Khoury News
From incarcerated to employed: Designing and teaching AI for dignified workforce re-entry
Saiph Savage has built her research career around uplifting workers through tech. Her latest project, which she presented at the Vatican in the fall, strives to prepare incarcerated people to re-enter a tech-driven workforce.
When Jesse Nava got his first laptop, he didn’t touch it for a year.
“I felt intimidated by that machine,” Nava said. “For two or three semesters, my laptop sat on my bunk, and I said, ‘I’ll just stick to pencil and paper.’ It seemed easier than trying to navigate even logging into a laptop.”
Nava — who is located in California — is one of more than 770,000 people in the United States serving prison sentences of 10 years or longer.
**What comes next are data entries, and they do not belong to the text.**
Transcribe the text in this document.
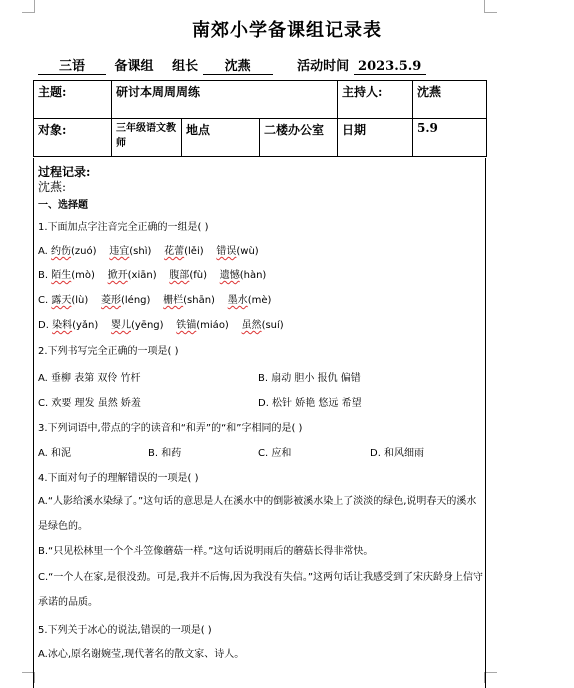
南郊小学备课组记录表
三语 备课组 组长 沈燕	活动时间 2023.5.9
主题:	研讨本周周周练			主持人:	沈燕
对象:	三年级语文教师	地点	二楼办公室	日期	5.9
过程记录:
沈燕:
一、选择题
1.下面加点字注音完全正确的一组是( )
A. 约伤(zuó) 违宜(shì) 花蕾(lěi) 错误(wù)
B. 陌生(mò) 掀开(xiān) 腹部(fù) 遗憾(hàn)
C. 露天(lù) 菱形(léng) 栅栏(shān) 墨水(mè)
D. 染料(yǎn) 婴儿(yēng) 铁锚(miáo) 虽然(suí)
2.下列书写完全正确的一项是( )
A. 垂柳 表第 双伶 竹杆	B. 扇动 胆小 报仇 偏错
C. 欢要 理发 虽然 娇羞	D. 松针 娇艳 悠远 希望
3.下列词语中,带点的字的读音和“和弄”的“和”字相同的是( )
A. 和泥	B. 和药	C. 应和	D. 和风细雨
4.下面对句子的理解错误的一项是( )
A.“人影给溪水染绿了。”这句话的意思是人在溪水中的倒影被溪水染上了淡淡的绿色,说明春天的溪水是绿色的。
B.“只见松林里一个个斗笠像蘑菇一样。”这句话说明雨后的蘑菇长得非常快。
C.“一个人在家,是很没劲。可是,我并不后悔,因为我没有失信。”这两句话让我感受到了宋庆龄身上信守承诺的品质。
5.下列关于冰心的说法,错误的一项是( )
A.冰心,原名谢婉莹,现代著名的散文家、诗人。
Technology is unrecognizable compared with what it was when Nava was first incarcerated more than two decades ago, and he is determined that he and his peers leave prison with the digital skills they need to succeed.
That lived expertise is exactly why Saiph Savage, an assistant professor at Khoury College and director of the Civic AI Lab, invited Nava to co-design the High-Tech Career Reentry Path Project.
“My research lab focuses on creating AI systems that are not replacing workers, but rather giving them human dignity. For example, these individuals who have been removed from society — how do we give them an opportunity to find jobs they find fulfilling?” said Savage, whose previous work has included research tools to measure unpaid crowdsourced labor and intelligent interfaces to help government social workers better serve victims of domestic violence. “It’s all about redefining the future of AI so that it’s not marginalizing people more, but rather creating dignified experiences for humans.”
Under Savage’s leadership, and in collaboration with incarcerated project leaders like Nava, the High-Tech Career Reentry Path Project equips incarcerated and formerly incarcerated people with core digital skills like how to operate a laptop or apply for jobs online, as well as an understanding of how AI can support their return to the workforce. Participants also learn to use generative AI to carry out tasks like data mining and data visualization, and to support prediction and decision-making. These AI-enhanced digital skills let participants search for online tech jobs, while Northeastern-issued digital badges help demonstrate those skills to potential employers.
“After being incarcerated for so long, getting out into society and not understanding technology is very intimidating,” Nava said. “We’re trying to bridge that gap, to make people more marketable in a society that has moved forward in giant leaps since they’ve been incarcerated.”

Supported by a grant from the Department of Justice, the project serves currently incarcerated people who are preparing to return to society across Massachusetts, especially those planning to live in Boston. After release, participants continue working with Savage through the Community Justice Support Center in Roxbury, where she and her team collaborate with Vincent Lorenti, director of the Massachusetts probation service, and Goldie Aime, project coordinator of the High-Tech Career Reentry Path Project.
Savage’s work is not the first effort to teach tech skills in prison, but earlier programs often failed because incarcerated people were not involved in creating them. By contrast, Savage’s research often combines participatory design with human-centered AI. It’s her relationships with member–researchers like Nava that provide methods and structure to her goal of redirecting the benefits of technology away from powerful institutions and toward underserved communities.
“Creating human-centered AI research takes a lot of time, and it’s important for Khoury students interested in human-centered AI to recognize that we need to include everyone in the design,” Savage said.

In mid-October, Savage presented the pilot program at Digital Rerum Novarum, the Vatican’s two-day seminar on AI for peace, social justice, and human development. Inspired by Pope Leo XIII’s 1891 Rerum Novarum on workers’ rights during the Industrial Revolution, the interfaith event brought together global experts and faith leaders.
“We all came together to have deep conversations about what the future of AI should look like to ensure dignified futures for people,” Savage said. “Big tech doesn’t make enough profit if they’re designing tools for prisoners, so they don’t necessarily have to care about that population. But the church — thinking about us as humans and about creating dignified experiences for people — has the opportunity to care about what that technology should look like.”
The conversations will continue through the Global AI for Good Network, led by Argentine global governance expert Gustavo Beliz, which Savage encourages Northeastern scholars interested in AI and justice to join. She is excited to continue building AI for good, especially with workers who have historically been excluded from conversations on how AI systems should look.
And for people in the Massachusetts Department of Corrections interested in tech, Nava strongly encourages taking part in the High-Tech Career Reentry Path Project.
“This program means getting out of prison and not feeling like I lost 25 years, because I’m finally up to par in technical literacy,” Nava said. “We want participants who take responsibility and are ready to change — and we deeply value people like Dr. Savage who believe in our journey of redemption and growth.”